I typically use `environment.yml` as a mean to install any additional library I may need and update the environment on the fly each time. Say I need or want to use scikitlearn and it wasn't installed, I just add it to the `environment.yml` file and update the environment.

# Check Configuration

After this, we can quickly test whether our installation of Tensorflow is working appropiately. I will use the jupyter kernel running behind this post as it is easy and convenient for me. A simple matrix multiplication will do.

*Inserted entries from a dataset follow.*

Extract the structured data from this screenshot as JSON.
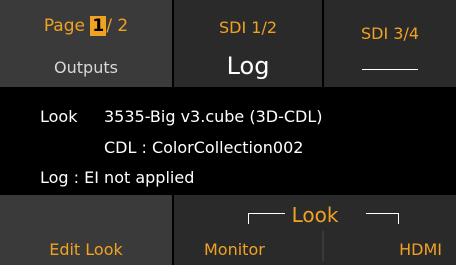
{
  "tabs": {
    "page": {
      "prefix": "Page",
      "current": "1",
      "suffix": "/ 2",
      "sub": "Outputs"
    },
    "sdi12": {
      "label": "SDI 1/2",
      "value": "Log"
    },
    "sdi34": {
      "label": "SDI 3/4",
      "value": "——"
    }
  },
  "info": {
    "look_label": "Look",
    "look_file": "3535-Big v3.cube (3D-CDL)",
    "cdl_line": "CDL : ColorCollection002",
    "log_line": "Log : EI not applied"
  },
  "bottom": {
    "edit_look": "Edit Look",
    "look_title": "Look",
    "monitor": "Monitor",
    "hdmi": "HDMI"
  },
  "colors": {
    "accent": "#f0a223",
    "text": "#ffffff",
    "tab_bg": "#2a2a2a",
    "active_bg": "#3a3a3a"
  }
}
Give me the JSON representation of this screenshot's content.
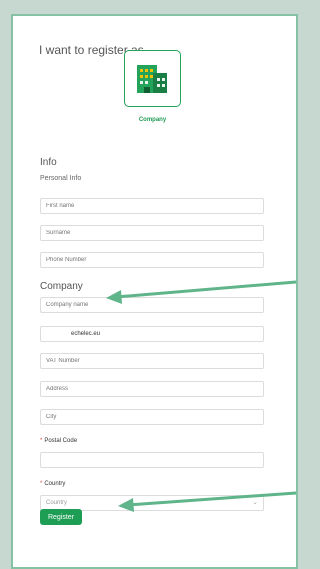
{
  "form": {
    "heading": "I want to register as...",
    "role": {
      "label": "Company",
      "icon": "building-icon",
      "accent": "#23a45a"
    },
    "info": {
      "section_title": "Info",
      "sub_title": "Personal Info",
      "first_name_placeholder": "First name",
      "surname_placeholder": "Surname",
      "phone_placeholder": "Phone Number"
    },
    "company": {
      "section_title": "Company",
      "company_name_placeholder": "Company name",
      "email_value": "echelec.eu",
      "vat_placeholder": "VAT Number",
      "address_placeholder": "Address",
      "city_placeholder": "City",
      "postal_label": "Postal Code",
      "country_label": "Country",
      "country_value": "Country",
      "required_mark": "*"
    },
    "register_label": "Register"
  },
  "colors": {
    "background": "#c6d8cf",
    "card_border": "#87c1a4",
    "button": "#1e9e55",
    "arrow": "#5fb48a"
  }
}
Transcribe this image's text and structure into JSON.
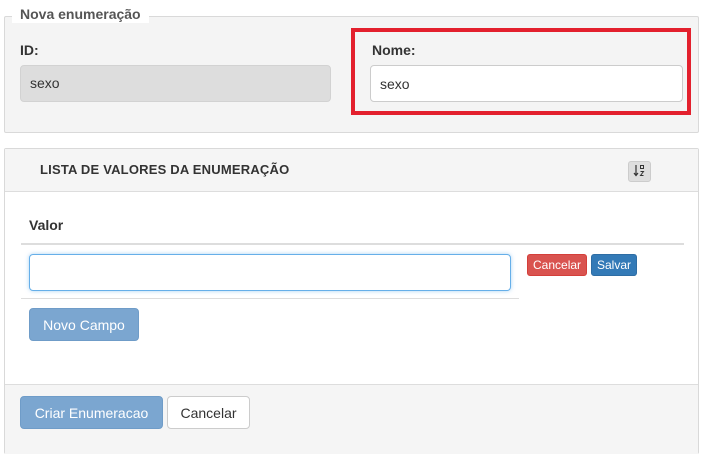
{
  "form": {
    "legend": "Nova enumeração",
    "id_label": "ID:",
    "id_value": "sexo",
    "nome_label": "Nome:",
    "nome_value": "sexo"
  },
  "values_panel": {
    "title": "LISTA DE VALORES DA ENUMERAÇÃO",
    "sort_icon": "sort-alpha-icon",
    "column_header": "Valor",
    "row_input_value": "",
    "row_cancel_label": "Cancelar",
    "row_save_label": "Salvar",
    "new_field_label": "Novo Campo"
  },
  "footer": {
    "create_label": "Criar Enumeracao",
    "cancel_label": "Cancelar"
  },
  "colors": {
    "highlight": "#e3202d",
    "danger": "#d9534f",
    "primary": "#337ab7",
    "primary_disabled": "#7ba6d0"
  }
}
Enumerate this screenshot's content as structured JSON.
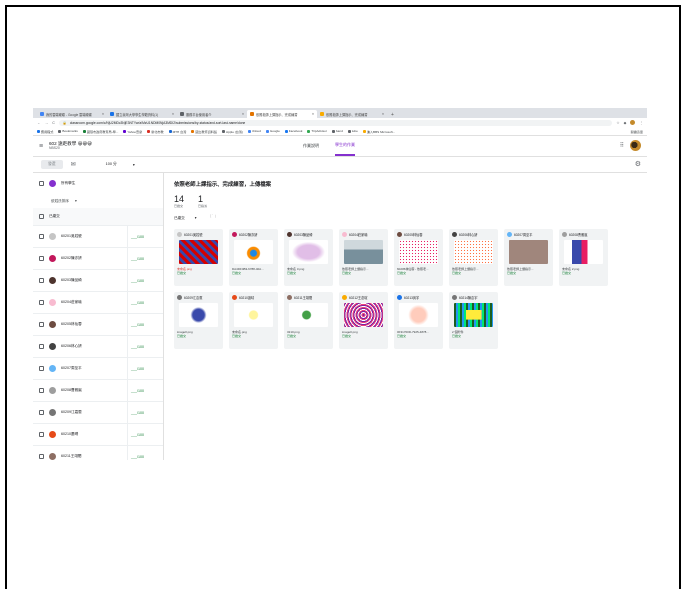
{
  "browser": {
    "tabs": [
      {
        "label": "我的雲端硬碟 - Google 雲端硬碟",
        "color": "#4285f4",
        "active": false
      },
      {
        "label": "國立臺灣大學學生學籍資料(1)",
        "color": "#1a73e8",
        "active": false
      },
      {
        "label": "服務平台使用者介",
        "color": "#5f6368",
        "active": false
      },
      {
        "label": "依照老師上課指示、完成練習",
        "color": "#e37400",
        "active": true
      },
      {
        "label": "依照老師上課指示、完成練習",
        "color": "#f9ab00",
        "active": false
      }
    ],
    "new_tab": "+",
    "url": "classroom.google.com/c/NjU2MDc3NjE3NTYw/a/MzU1NDM0NjA3MDI2/submissions/by-status/and-sort-last-name/done",
    "bookmarks": [
      {
        "label": "應用程式",
        "color": "#1a73e8"
      },
      {
        "label": "Bookmarks",
        "color": "#5f6368"
      },
      {
        "label": "國環市政府教育局-學...",
        "color": "#188038"
      },
      {
        "label": "Yahoo奇摩",
        "color": "#6001d2"
      },
      {
        "label": "新北市教",
        "color": "#d93025"
      },
      {
        "label": "MTH 台灣",
        "color": "#1967d2"
      },
      {
        "label": "國立教育資料館",
        "color": "#e37400"
      },
      {
        "label": "Apple (台灣)",
        "color": "#5f6368"
      },
      {
        "label": "iCloud",
        "color": "#4285f4"
      },
      {
        "label": "Google",
        "color": "#4285f4"
      },
      {
        "label": "Facebook",
        "color": "#1877f2"
      },
      {
        "label": "TripAdvisor",
        "color": "#34a853"
      },
      {
        "label": "band",
        "color": "#5f6368"
      },
      {
        "label": "tube",
        "color": "#5f6368"
      },
      {
        "label": "進入BBS Microsoft...",
        "color": "#f9ab00"
      }
    ],
    "reading_list": "閱讀清單"
  },
  "classroom": {
    "course_title": "602 遠距教學 😀😀😀",
    "course_sub": "NBS20",
    "tabs": [
      {
        "label": "作業說明",
        "active": false
      },
      {
        "label": "學生的作業",
        "active": true
      }
    ]
  },
  "toolbar": {
    "return_label": "發還",
    "points_label": "100 分",
    "points_caret": "▾"
  },
  "left": {
    "all_students": "所有學生",
    "sort_label": "依姓氏排序",
    "sort_caret": "▾",
    "section_label": "已繳交",
    "students": [
      {
        "name": "60201吳姓號",
        "grade": "___/100",
        "color": "#c5c5c5"
      },
      {
        "name": "60202陳亦妍",
        "grade": "___/100",
        "color": "#c2185b"
      },
      {
        "name": "60203陳品綺",
        "grade": "___/100",
        "color": "#4e342e"
      },
      {
        "name": "60204莊家瑜",
        "grade": "___/100",
        "color": "#f8bbd0"
      },
      {
        "name": "60205林仙蓉",
        "grade": "___/100",
        "color": "#6d4c41"
      },
      {
        "name": "60206林心妍",
        "grade": "___/100",
        "color": "#424242"
      },
      {
        "name": "60207周至平",
        "grade": "___/100",
        "color": "#64b5f6"
      },
      {
        "name": "60208曹雅嵐",
        "grade": "___/100",
        "color": "#9e9e9e"
      },
      {
        "name": "60209江嘉蕙",
        "grade": "___/100",
        "color": "#757575"
      },
      {
        "name": "60210蕭晴",
        "grade": "___/100",
        "color": "#e64a19"
      },
      {
        "name": "60211王翊閎",
        "grade": "___/100",
        "color": "#8d6e63"
      }
    ]
  },
  "assignment": {
    "title": "依照老師上課指示、完成練習，上傳檔案",
    "submitted_count": "14",
    "submitted_label": "已繳交",
    "assigned_count": "1",
    "assigned_label": "已指派",
    "filter_label": "已繳交",
    "filter_caret": "▾",
    "cards": [
      {
        "name": "60201吳姓號",
        "file": "未命名.png",
        "status": "已繳交",
        "late": true,
        "color": "#c5c5c5",
        "thumb": "thumb-red"
      },
      {
        "name": "60202陳亦妍",
        "file": "DA4DF4B3-6788-40A...",
        "status": "已繳交",
        "late": false,
        "color": "#c2185b",
        "thumb": "thumb-spot"
      },
      {
        "name": "60203陳品綺",
        "file": "未命名 3.png",
        "status": "已繳交",
        "late": false,
        "color": "#4e342e",
        "thumb": "thumb-pink"
      },
      {
        "name": "60204莊家瑜",
        "file": "依照老師上課指示...",
        "status": "已繳交",
        "late": false,
        "color": "#f8bbd0",
        "thumb": "thumb-photo"
      },
      {
        "name": "60205林仙蓉",
        "file": "60205林仙蓉 - 依照老...",
        "status": "已繳交",
        "late": false,
        "color": "#6d4c41",
        "thumb": "thumb-dots"
      },
      {
        "name": "60206林心妍",
        "file": "依照老師上課指示...",
        "status": "已繳交",
        "late": false,
        "color": "#424242",
        "thumb": "thumb-dots2"
      },
      {
        "name": "60207周至平",
        "file": "依照老師上課指示...",
        "status": "已繳交",
        "late": false,
        "color": "#64b5f6",
        "thumb": "thumb-photo2"
      },
      {
        "name": "60208曹雅嵐",
        "file": "未命名 2.png",
        "status": "已繳交",
        "late": false,
        "color": "#9e9e9e",
        "thumb": "thumb-flag"
      },
      {
        "name": "60209江嘉蕙",
        "file": "image0.png",
        "status": "已繳交",
        "late": false,
        "color": "#757575",
        "thumb": "thumb-blue"
      },
      {
        "name": "60210蕭晴",
        "file": "未命名.png",
        "status": "已繳交",
        "late": false,
        "color": "#e64a19",
        "thumb": "thumb-plain"
      },
      {
        "name": "60211王翊閎",
        "file": "3210.png",
        "status": "已繳交",
        "late": false,
        "color": "#8d6e63",
        "thumb": "thumb-tree"
      },
      {
        "name": "60212王念瑄",
        "file": "image0.png",
        "status": "已繳交",
        "late": false,
        "color": "#f9ab00",
        "thumb": "thumb-purple"
      },
      {
        "name": "60213黃宇",
        "file": "0F31700D-7925-4878...",
        "status": "已繳交",
        "late": false,
        "color": "#1a73e8",
        "thumb": "thumb-orange"
      },
      {
        "name": "60214陳嘉宇",
        "file": "2 個附件",
        "status": "已繳交",
        "late": false,
        "color": "#757575",
        "thumb": "thumb-green"
      }
    ]
  }
}
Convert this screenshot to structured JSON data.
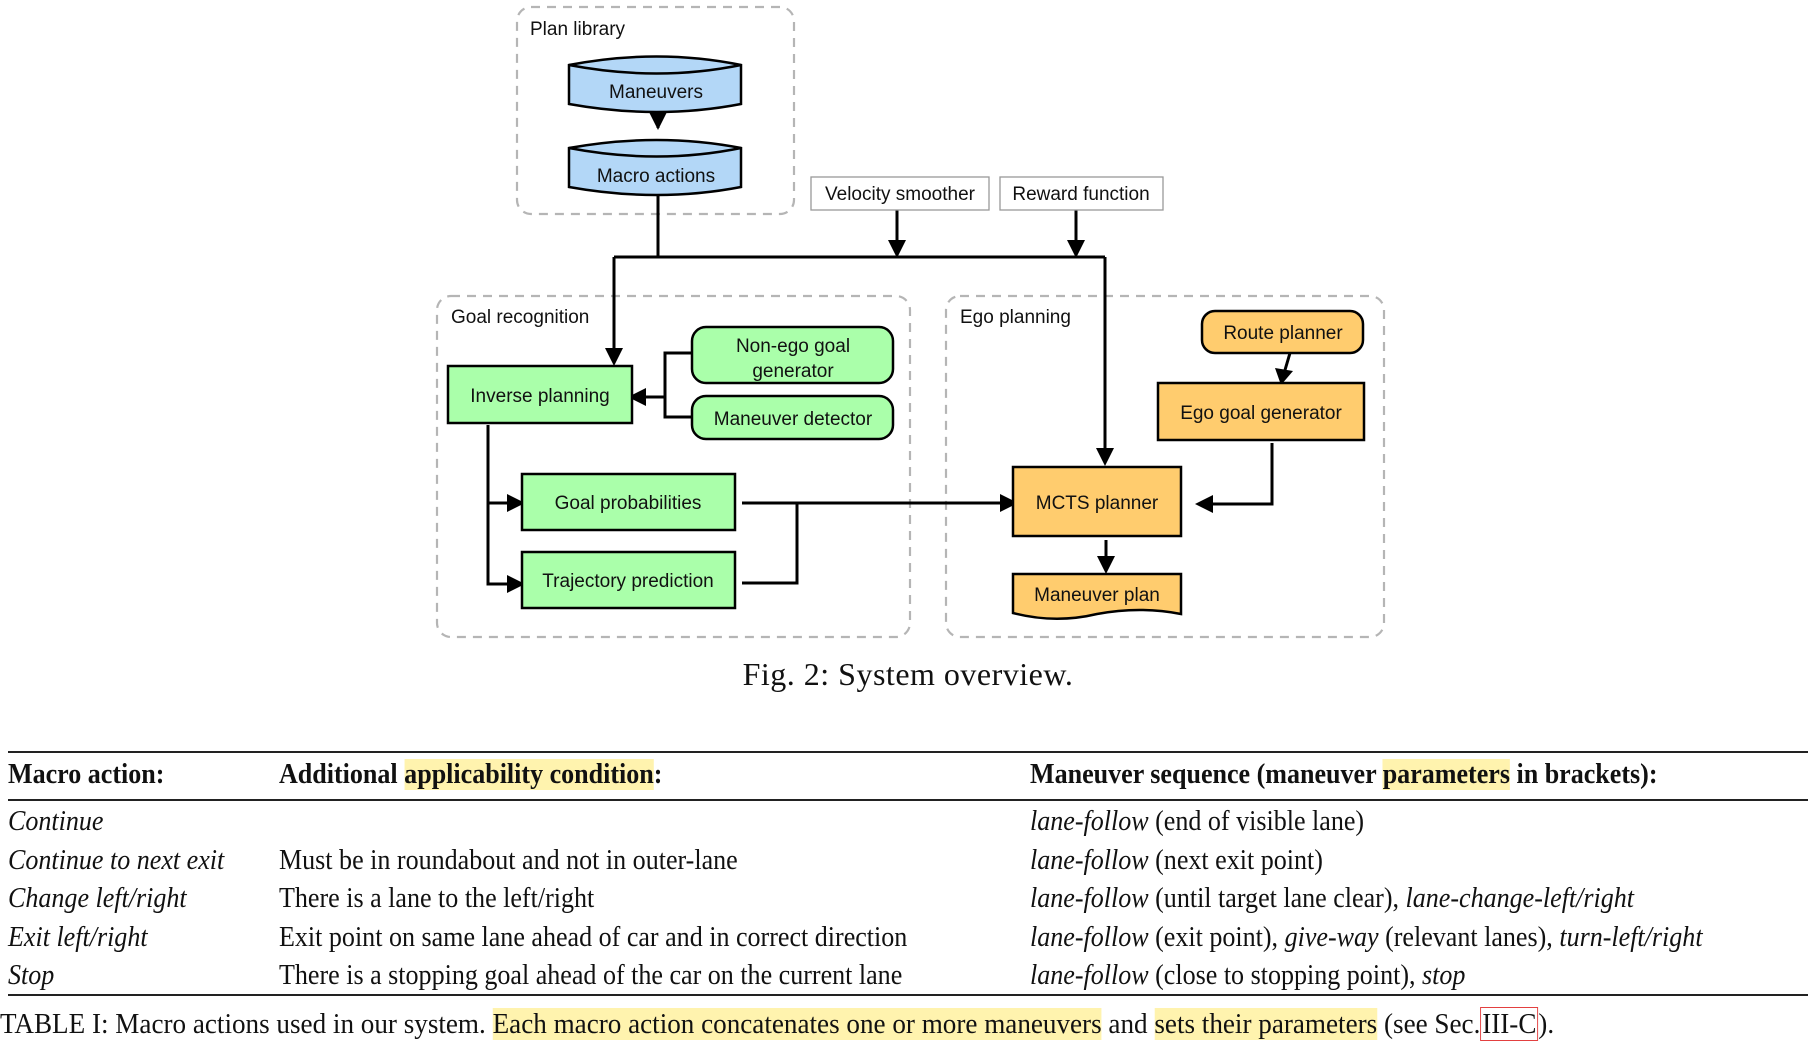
{
  "figure": {
    "groups": {
      "plan_library": "Plan library",
      "goal_recognition": "Goal recognition",
      "ego_planning": "Ego planning"
    },
    "nodes": {
      "maneuvers": "Maneuvers",
      "macro_actions": "Macro actions",
      "velocity_smoother": "Velocity smoother",
      "reward_function": "Reward function",
      "inverse_planning": "Inverse planning",
      "non_ego_goal_generator_line1": "Non-ego goal",
      "non_ego_goal_generator_line2": "generator",
      "maneuver_detector": "Maneuver detector",
      "goal_probabilities": "Goal probabilities",
      "trajectory_prediction": "Trajectory prediction",
      "route_planner": "Route planner",
      "ego_goal_generator": "Ego goal generator",
      "mcts_planner": "MCTS planner",
      "maneuver_plan": "Maneuver plan"
    },
    "colors": {
      "plan_library_fill": "#b3d7f7",
      "goal_recognition_fill": "#aaffaa",
      "ego_planning_fill": "#ffcc6e",
      "group_border": "#b5b5b5",
      "highlight": "#fff3ae",
      "reference_box": "#e34040"
    },
    "caption": "Fig. 2: System overview."
  },
  "table": {
    "headers": {
      "macro_action": "Macro action:",
      "condition_pre": "Additional ",
      "condition_hl": "applicability condition",
      "condition_post": ":",
      "sequence_pre": "Maneuver sequence (maneuver ",
      "sequence_hl": "parameters",
      "sequence_post": " in brackets):"
    },
    "rows": [
      {
        "macro_action": "Continue",
        "condition": "",
        "sequence": [
          {
            "text": "lane-follow",
            "italic": true
          },
          {
            "text": " (end of visible lane)",
            "italic": false
          }
        ]
      },
      {
        "macro_action": "Continue to next exit",
        "condition": "Must be in roundabout and not in outer-lane",
        "sequence": [
          {
            "text": "lane-follow",
            "italic": true
          },
          {
            "text": " (next exit point)",
            "italic": false
          }
        ]
      },
      {
        "macro_action": "Change left/right",
        "condition": "There is a lane to the left/right",
        "sequence": [
          {
            "text": "lane-follow",
            "italic": true
          },
          {
            "text": " (until target lane clear), ",
            "italic": false
          },
          {
            "text": "lane-change-left/right",
            "italic": true
          }
        ]
      },
      {
        "macro_action": "Exit left/right",
        "condition": "Exit point on same lane ahead of car and in correct direction",
        "sequence": [
          {
            "text": "lane-follow",
            "italic": true
          },
          {
            "text": " (exit point), ",
            "italic": false
          },
          {
            "text": "give-way",
            "italic": true
          },
          {
            "text": " (relevant lanes), ",
            "italic": false
          },
          {
            "text": "turn-left/right",
            "italic": true
          }
        ]
      },
      {
        "macro_action": "Stop",
        "condition": "There is a stopping goal ahead of the car on the current lane",
        "sequence": [
          {
            "text": "lane-follow",
            "italic": true
          },
          {
            "text": " (close to stopping point), ",
            "italic": false
          },
          {
            "text": "stop",
            "italic": true
          }
        ]
      }
    ],
    "caption": {
      "prefix": "TABLE I: Macro actions used in our system. ",
      "hl1": "Each macro action concatenates one or more maneuvers",
      "mid": " and ",
      "hl2": "sets their parameters",
      "post": " (see Sec.",
      "ref": "III-C",
      "end": ")."
    }
  }
}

I mean, that's **why we use GPUs to begin with**.

In [1]:
import tensorflow as tf

print(tf.test.is_gpu_available())
print(tf.test.is_built_with_cuda())

Instructions for updating:
Use `tf.config.list_physical_devices('GPU')` instead.
True
True


If I switch to the jupyter kernel without GPU enabled:

In [1]:
%%time

import tensorflow as tf
import warnings
warnings.filterwarnings('ignore')

tf.debugging.set_log_device_placement(True) 
a = tf.constant([1.22582], shape=[10000, 10000], name='a')
b = tf.constant([1.1125], shape=[10000, 10000], name='b')
c = tf.matmul(a, b)

Executing op Fill in device /job:localhost/replica:0/task:0/device:CPU:0
Executing op Fill in device /job:localhost/replica:0/task:0/device:CPU:0
Executing op MatMul in device /job:localhost/replica:0/task:0/device:CPU:0
Wall time: 6.45 s


And with GPU

In [11]:
%%time

import tensorflow as tf
import warnings
warnings.filterwarnings('ignore')

tf.debugging.set_log_device_placement(True) 
a = tf.constant([1.22582], shape=[10000, 10000], name='a')
b = tf.constant([1.1125], shape=[10000, 10000], name='b')
c = tf.matmul(a, b)

Executing op Fill in device /job:localhost/replica:0/task:0/device:GPU:0
Executing op Fill in device /job:localhost/replica:0/task:0/device:GPU:0
Executing op MatMul in device /job:localhost/replica:0/task:0/device:GPU:0
Wall time: 608 ms


As we can see, with GPU the matrix multiplication takes 10x less time to run :smiley:.

# References

* [Tensorflow Documentation](https://www.tensorflow.org/install/gpu)
* [Jeff Heaton's Video Tutorial](https://www.youtube.com/watch?v=OEFKlRSd8Ic)